Yes — CrewAI is a Python framework and there's no visual interface. You need to be comfortable writing Python classes and functions, installing packages with pip, and managing virtual environments. You don't need advanced Python skills, but basic Python fluency is required. Most people get to a working crew within a few hours of their first session.
How much does it cost to run a CrewAI agent?
The main cost is LLM API calls. A crew running 2-3 agents on a single task typically consumes 5,000–20,000 tokens depending on task complexity. At Claude 3.5 Sonnet pricing (~$3/million input tokens, $15/million output tokens), a single crew run costs roughly $0.05–$0.30. High-volume production systems should use cost tracking from day one to avoid surprises.
Can CrewAI work with models other than GPT?
Yes. CrewAI supports any LiteLLM-compatible model, which includes Anthropic Claude, Google Gemini, Mistral, Groq, Ollama (local models), and dozens of others. To use Claude, install litellm and set the model at the agent level: llm="claude-3-5-sonnet-20241022". Many developers prefer Claude for its instruction-following consistency in complex multi-step agent workflows.
What is the difference between CrewAI Crews and Flows?
Crews enable autonomous, role-based collaboration where agents decide how to approach and complete tasks. Flows are event-driven pipelines where you define the exact execution sequence with explicit state management. In production, Flows are more reliable because they're deterministic — you know exactly what runs. Use Crews inside Flows for the steps that need genuine reasoning, and Flows for the overall orchestration.
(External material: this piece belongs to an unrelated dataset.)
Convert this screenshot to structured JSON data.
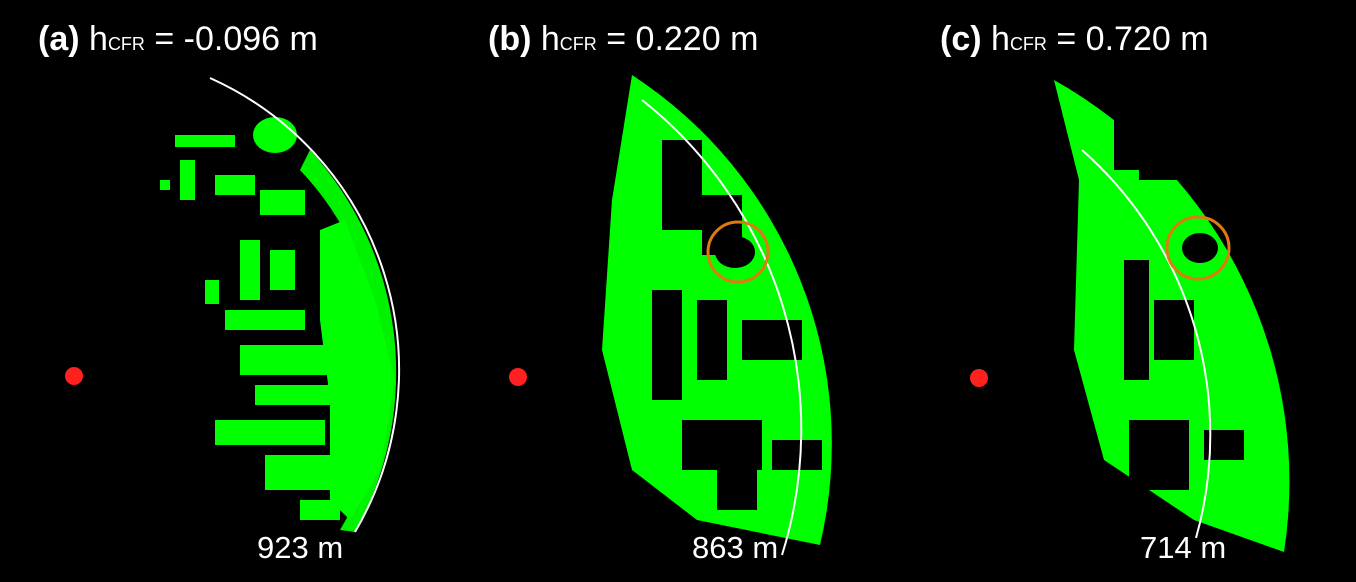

Is CrewAI production-ready in 2026?
Yes. CrewAI has over 100,000 developers trained through its community certification program, and enterprises are moving use cases to production in 30–60 day timelines. Larger enterprises report 23% more production deployments compared to smaller teams. The framework is actively maintained, and the Flows feature was specifically added to address production reliability needs that Crews alone couldn't guarantee.